My astrophysical research is on the role of dust and gas in the evolution of galaxies over cosmic time. I study this role over a range of scales, with a focus on the flow of dust and gas between different phases. By examining the velocity field of dust and gas in our galaxy, we can learn about how the sites of star formation—cold, dense molecular clouds—arise out of and return to the warmer and more diffuse medium that pervades the galaxy. On the opposite end of the range of scales, by studying the composition and physical conditions of the large halos of gas surrounding galaxies, we can learn about how galaxies acquire (or, just as importantly, fail to acquire) fresh star formation fuel from the cosmic web.
Studying gas and dust in space gives rise to some interesting statistical problems. Measurements of dust and gas in our galaxy do not come with distance information. Determining the velocity field of dust and gas is a tomography problem that requires combining qualitatively different kinds of observations. I am interested in ways of incorporating physical priors such as hydrodynamical constraints into this problem and other tricky inverse problems.

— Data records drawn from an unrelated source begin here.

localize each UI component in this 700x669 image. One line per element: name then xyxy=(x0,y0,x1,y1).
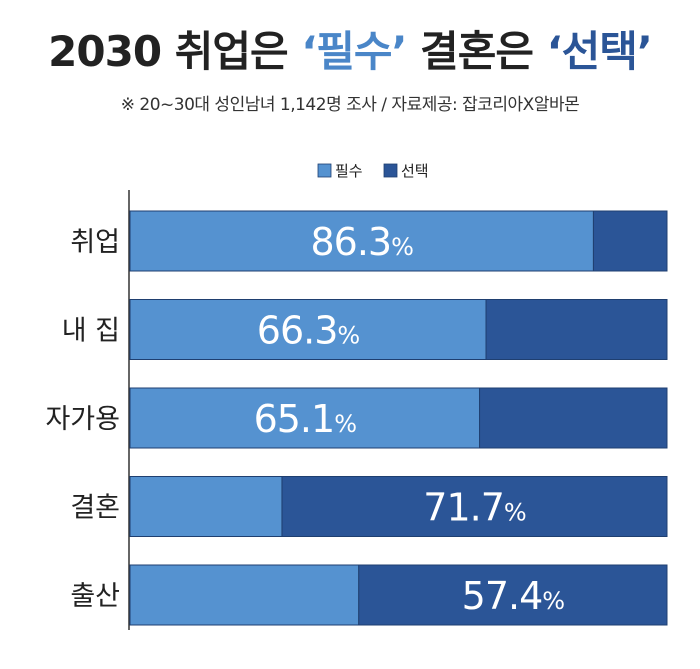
data-label-4: 71.7% xyxy=(423,486,526,530)
bar-choice-1 xyxy=(592,210,668,272)
category-label-2: 내 집 xyxy=(62,316,120,347)
data-label-3: 65.1% xyxy=(254,397,357,441)
data-label-unit-1: % xyxy=(391,233,413,261)
data-label-value-3: 65.1 xyxy=(254,397,335,441)
data-label-value-2: 66.3 xyxy=(257,309,338,353)
data-label-unit-5: % xyxy=(542,587,564,615)
chart-subtitle: ※ 20~30대 성인남녀 1,142명 조사 / 자료제공: 잡코리아X알바몬 xyxy=(120,95,580,115)
legend-label-2: 선택 xyxy=(401,162,429,180)
bar-essential-2 xyxy=(129,299,487,360)
title-highlight-essential: ‘필수’ xyxy=(301,27,407,76)
legend: 필수 선택 xyxy=(317,162,429,180)
title-prefix: 2030 취업은 xyxy=(48,27,302,76)
data-label-unit-4: % xyxy=(504,499,526,527)
data-label-value-1: 86.3 xyxy=(311,220,392,264)
data-label-value-4: 71.7 xyxy=(423,486,504,530)
legend-label-1: 필수 xyxy=(335,162,363,180)
data-label-2: 66.3% xyxy=(257,309,360,353)
data-label-1: 86.3% xyxy=(311,220,414,264)
legend-swatch-2 xyxy=(383,163,398,178)
bar-choice-3 xyxy=(479,387,668,449)
category-label-4: 결혼 xyxy=(70,493,120,524)
bar-essential-3 xyxy=(129,387,481,449)
bar-essential-5 xyxy=(129,564,360,626)
category-label-5: 출산 xyxy=(70,581,120,612)
bar-essential-4 xyxy=(129,476,283,537)
bar-choice-4 xyxy=(281,476,668,537)
bar-essential-1 xyxy=(129,210,594,272)
category-label-3: 자가용 xyxy=(45,404,120,435)
bar-choice-5 xyxy=(358,564,668,626)
data-label-unit-3: % xyxy=(334,410,356,438)
chart-title: 2030 취업은 ‘필수’ 결혼은 ‘선택’ xyxy=(0,18,700,79)
title-middle: 결혼은 xyxy=(406,27,547,76)
data-label-value-5: 57.4 xyxy=(462,574,543,618)
data-label-unit-2: % xyxy=(337,322,359,350)
legend-swatch-1 xyxy=(317,163,332,178)
title-highlight-choice: ‘선택’ xyxy=(546,27,653,76)
bar-choice-2 xyxy=(485,299,668,360)
data-label-5: 57.4% xyxy=(462,574,565,618)
category-label-1: 취업 xyxy=(70,227,120,258)
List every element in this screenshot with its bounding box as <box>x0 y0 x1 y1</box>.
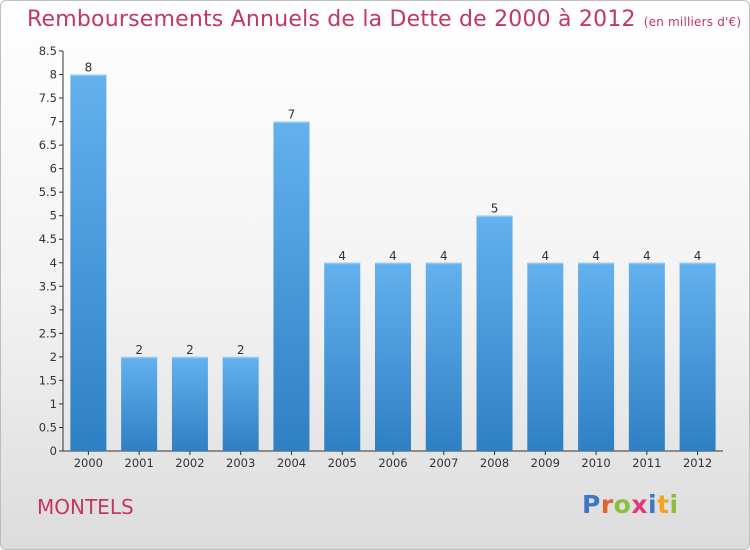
bar <box>375 262 411 451</box>
data-label: 5 <box>491 202 499 216</box>
data-label: 4 <box>440 249 448 263</box>
y-tick-label: 7.5 <box>39 91 57 105</box>
bar <box>628 262 665 451</box>
x-tick-label: 2009 <box>531 456 560 470</box>
y-tick-label: 6.5 <box>39 138 57 152</box>
proxiti-logo: Proxiti <box>582 490 679 519</box>
bar <box>476 215 513 451</box>
bar-top-highlight <box>375 262 411 265</box>
y-tick-label: 8 <box>50 68 57 82</box>
logo-letter: i <box>648 490 658 519</box>
logo-letter: t <box>657 490 670 519</box>
x-tick-label: 2011 <box>632 456 661 470</box>
chart-title: Remboursements Annuels de la Dette de 20… <box>27 7 741 32</box>
bar-top-highlight <box>527 262 564 265</box>
bar-top-highlight <box>324 262 361 265</box>
x-tick-label: 2008 <box>480 456 509 470</box>
bar <box>324 262 361 451</box>
commune-name: MONTELS <box>37 495 134 519</box>
bar <box>70 74 107 451</box>
y-tick-label: 2 <box>50 350 57 364</box>
bar <box>425 262 462 451</box>
x-tick-label: 2007 <box>429 456 458 470</box>
x-tick-label: 2006 <box>378 456 407 470</box>
x-tick-label: 2003 <box>226 456 255 470</box>
data-label: 4 <box>541 249 549 263</box>
bar <box>222 356 259 451</box>
data-label: 2 <box>237 343 245 357</box>
y-tick-label: 1 <box>50 397 57 411</box>
y-tick-label: 1.5 <box>39 373 57 387</box>
chart-title-text: Remboursements Annuels de la Dette de 20… <box>27 7 636 32</box>
y-tick-label: 4 <box>50 256 57 270</box>
bar <box>679 262 716 451</box>
logo-letter: i <box>669 490 679 519</box>
data-label: 2 <box>135 343 143 357</box>
logo-letter: P <box>582 490 601 519</box>
bar <box>121 356 158 451</box>
data-label: 4 <box>389 249 397 263</box>
bar <box>527 262 564 451</box>
bar-top-highlight <box>476 215 513 218</box>
y-tick-label: 7 <box>50 115 57 129</box>
bar-top-highlight <box>578 262 615 265</box>
data-label: 4 <box>643 249 651 263</box>
bar-top-highlight <box>171 356 208 359</box>
chart-subtitle: (en milliers d'€) <box>643 15 742 29</box>
y-tick-label: 3 <box>50 303 57 317</box>
y-tick-label: 6 <box>50 162 57 176</box>
logo-letter: o <box>613 490 632 519</box>
y-tick-label: 0 <box>50 444 57 458</box>
logo-letter: x <box>631 490 648 519</box>
x-tick-label: 2001 <box>125 456 154 470</box>
x-tick-label: 2004 <box>277 456 306 470</box>
y-tick-label: 3.5 <box>39 279 57 293</box>
x-tick-label: 2005 <box>328 456 357 470</box>
y-tick-label: 2.5 <box>39 326 57 340</box>
data-label: 8 <box>85 61 93 75</box>
y-tick-label: 4.5 <box>39 232 57 246</box>
x-tick-label: 2002 <box>175 456 204 470</box>
data-label: 7 <box>288 108 296 122</box>
logo-letter: r <box>600 490 614 519</box>
y-tick-label: 0.5 <box>39 420 57 434</box>
bar <box>273 121 310 452</box>
bar-top-highlight <box>425 262 462 265</box>
bar-top-highlight <box>273 121 310 124</box>
bar-top-highlight <box>121 356 158 359</box>
bar-top-highlight <box>679 262 716 265</box>
bar <box>171 356 208 451</box>
bar-top-highlight <box>628 262 665 265</box>
data-label: 4 <box>694 249 702 263</box>
bar-top-highlight <box>222 356 259 359</box>
y-tick-label: 5 <box>50 209 57 223</box>
x-tick-label: 2000 <box>74 456 103 470</box>
data-label: 2 <box>186 343 194 357</box>
bar-top-highlight <box>70 74 107 77</box>
y-tick-label: 8.5 <box>39 44 57 58</box>
x-tick-label: 2012 <box>683 456 712 470</box>
bar <box>578 262 615 451</box>
data-label: 4 <box>592 249 600 263</box>
y-tick-label: 5.5 <box>39 185 57 199</box>
x-tick-label: 2010 <box>581 456 610 470</box>
data-label: 4 <box>338 249 346 263</box>
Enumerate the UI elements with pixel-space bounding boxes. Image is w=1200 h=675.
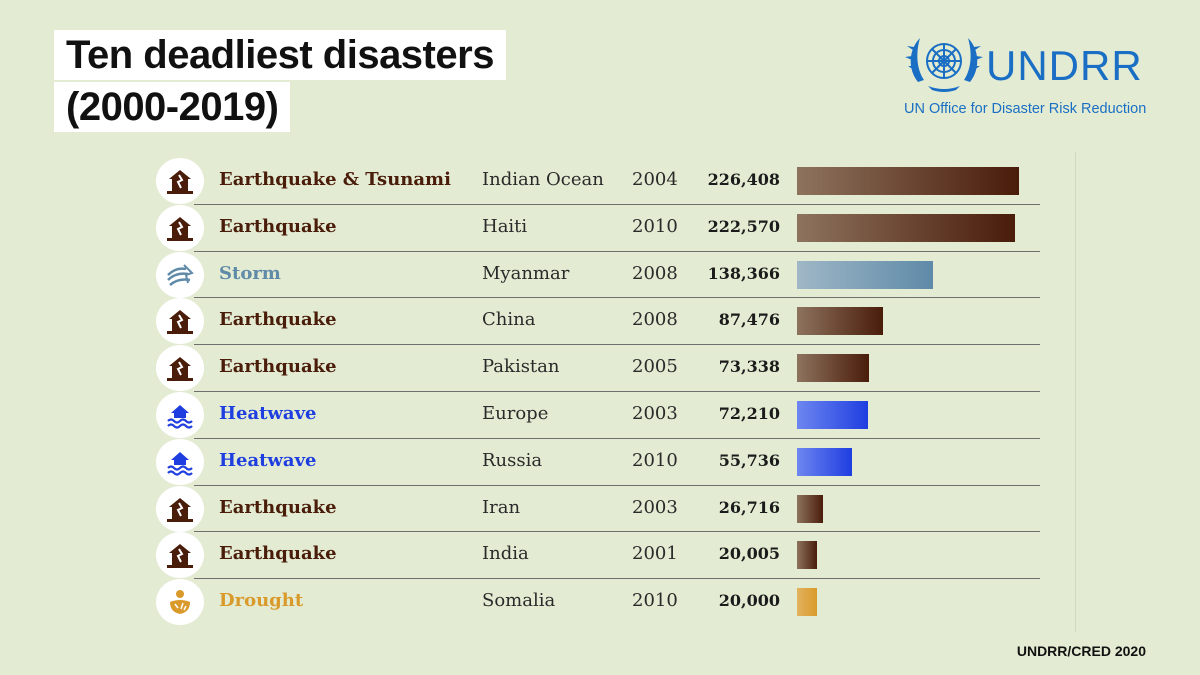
deaths-value-label: 222,570 <box>707 216 780 236</box>
disaster-type-label: Earthquake <box>219 496 337 518</box>
row-separator <box>194 578 1040 580</box>
table-row: Drought Somalia 2010 20,000 <box>154 579 1040 626</box>
row-separator <box>194 437 1040 439</box>
disaster-type-label: Earthquake <box>219 356 337 378</box>
title-line-2: (2000-2019) <box>54 82 291 132</box>
deaths-value-label: 72,210 <box>718 403 780 423</box>
year-label: 2001 <box>632 543 678 565</box>
bar <box>797 494 824 523</box>
region-label: Europe <box>482 402 549 424</box>
title-line-1: Ten deadliest disasters <box>54 30 506 80</box>
bar <box>797 167 1019 195</box>
region-label: Iran <box>482 496 521 518</box>
year-label: 2010 <box>632 590 678 612</box>
year-label: 2008 <box>632 262 678 284</box>
earthquake-icon <box>156 204 204 251</box>
deaths-value-label: 26,716 <box>718 497 780 517</box>
region-label: Haiti <box>482 215 528 237</box>
year-label: 2003 <box>632 402 678 424</box>
year-label: 2005 <box>632 356 678 378</box>
bar <box>797 447 852 476</box>
deaths-value-label: 55,736 <box>718 450 780 470</box>
logo-subtitle: UN Office for Disaster Risk Reduction <box>904 101 1147 117</box>
disaster-table: Earthquake & Tsunami Indian Ocean 2004 226,… <box>154 158 1040 626</box>
disaster-type-label: Earthquake <box>219 215 337 237</box>
region-label: India <box>482 543 529 565</box>
year-label: 2010 <box>632 449 678 471</box>
bar <box>797 307 883 336</box>
bar <box>797 213 1016 242</box>
table-row: Earthquake Pakistan 2005 73,338 <box>154 345 1040 392</box>
disaster-type-label: Earthquake <box>219 309 337 331</box>
disaster-type-label: Storm <box>219 262 281 284</box>
bar <box>797 400 868 429</box>
table-row: Earthquake China 2008 87,476 <box>154 298 1040 346</box>
bar <box>797 541 817 570</box>
region-label: Russia <box>482 449 543 471</box>
storm-icon <box>156 251 204 298</box>
year-label: 2003 <box>632 496 678 518</box>
undrr-logo: UNDRR UN Office for Disaster Risk Reduct… <box>902 30 1162 120</box>
table-row: Storm Myanmar 2008 138,366 <box>154 251 1040 299</box>
table-row: Earthquake Haiti 2010 222,570 <box>154 204 1040 252</box>
disaster-type-label: Earthquake & Tsunami <box>219 169 451 190</box>
region-label: Somalia <box>482 590 556 612</box>
table-row: Earthquake & Tsunami Indian Ocean 2004 226,… <box>154 158 1040 205</box>
region-label: China <box>482 309 536 331</box>
un-emblem-icon <box>905 38 983 92</box>
disaster-type-label: Heatwave <box>219 402 317 424</box>
year-label: 2010 <box>632 215 678 237</box>
source-note: UNDRR/CRED 2020 <box>1016 643 1146 659</box>
deaths-value-label: 87,476 <box>718 310 780 330</box>
row-separator <box>194 390 1040 392</box>
row-separator <box>194 203 1040 205</box>
bar <box>797 354 869 383</box>
row-separator <box>194 250 1040 252</box>
earthquake-icon <box>156 158 204 204</box>
drought-icon <box>156 579 204 626</box>
table-row: Earthquake Iran 2003 26,716 <box>154 485 1040 533</box>
row-separator <box>194 484 1040 486</box>
row-separator <box>194 531 1040 533</box>
region-label: Pakistan <box>482 356 560 378</box>
earthquake-icon <box>156 298 204 345</box>
earthquake-icon <box>156 532 204 579</box>
deaths-value-label: 20,005 <box>718 544 780 564</box>
disaster-type-label: Drought <box>219 590 304 612</box>
disaster-type-label: Heatwave <box>219 449 317 471</box>
row-separator <box>194 344 1040 346</box>
table-row: Heatwave Europe 2003 72,210 <box>154 391 1040 439</box>
logo-wordmark: UNDRR <box>986 42 1143 89</box>
deaths-value-label: 20,000 <box>718 591 780 611</box>
heatwave-icon <box>156 391 204 438</box>
row-separator <box>194 297 1040 299</box>
year-label: 2004 <box>632 169 678 190</box>
divider-line <box>1075 152 1076 632</box>
bar <box>797 588 817 617</box>
region-label: Indian Ocean <box>482 169 604 190</box>
disaster-type-label: Earthquake <box>219 543 337 565</box>
table-row: Heatwave Russia 2010 55,736 <box>154 438 1040 486</box>
deaths-value-label: 138,366 <box>707 263 780 283</box>
year-label: 2008 <box>632 309 678 331</box>
earthquake-icon <box>156 345 204 392</box>
deaths-value-label: 226,408 <box>707 170 780 189</box>
region-label: Myanmar <box>482 262 570 284</box>
deaths-value-label: 73,338 <box>718 357 780 377</box>
heatwave-icon <box>156 438 204 485</box>
bar <box>797 260 933 289</box>
earthquake-icon <box>156 485 204 532</box>
table-row: Earthquake India 2001 20,005 <box>154 532 1040 580</box>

Measurements of the cosmic web and gaseous halos of galaxies are generally done using absorption spectroscopy. Algorithmic identification of features in these absorption spectra is, in general, an unsolved problem. I am interested in applying different model selection frameworks to this identification problem, drawing on information from related identification problems—topic modeling, peak identification in other forms of spectroscopy—for guidance.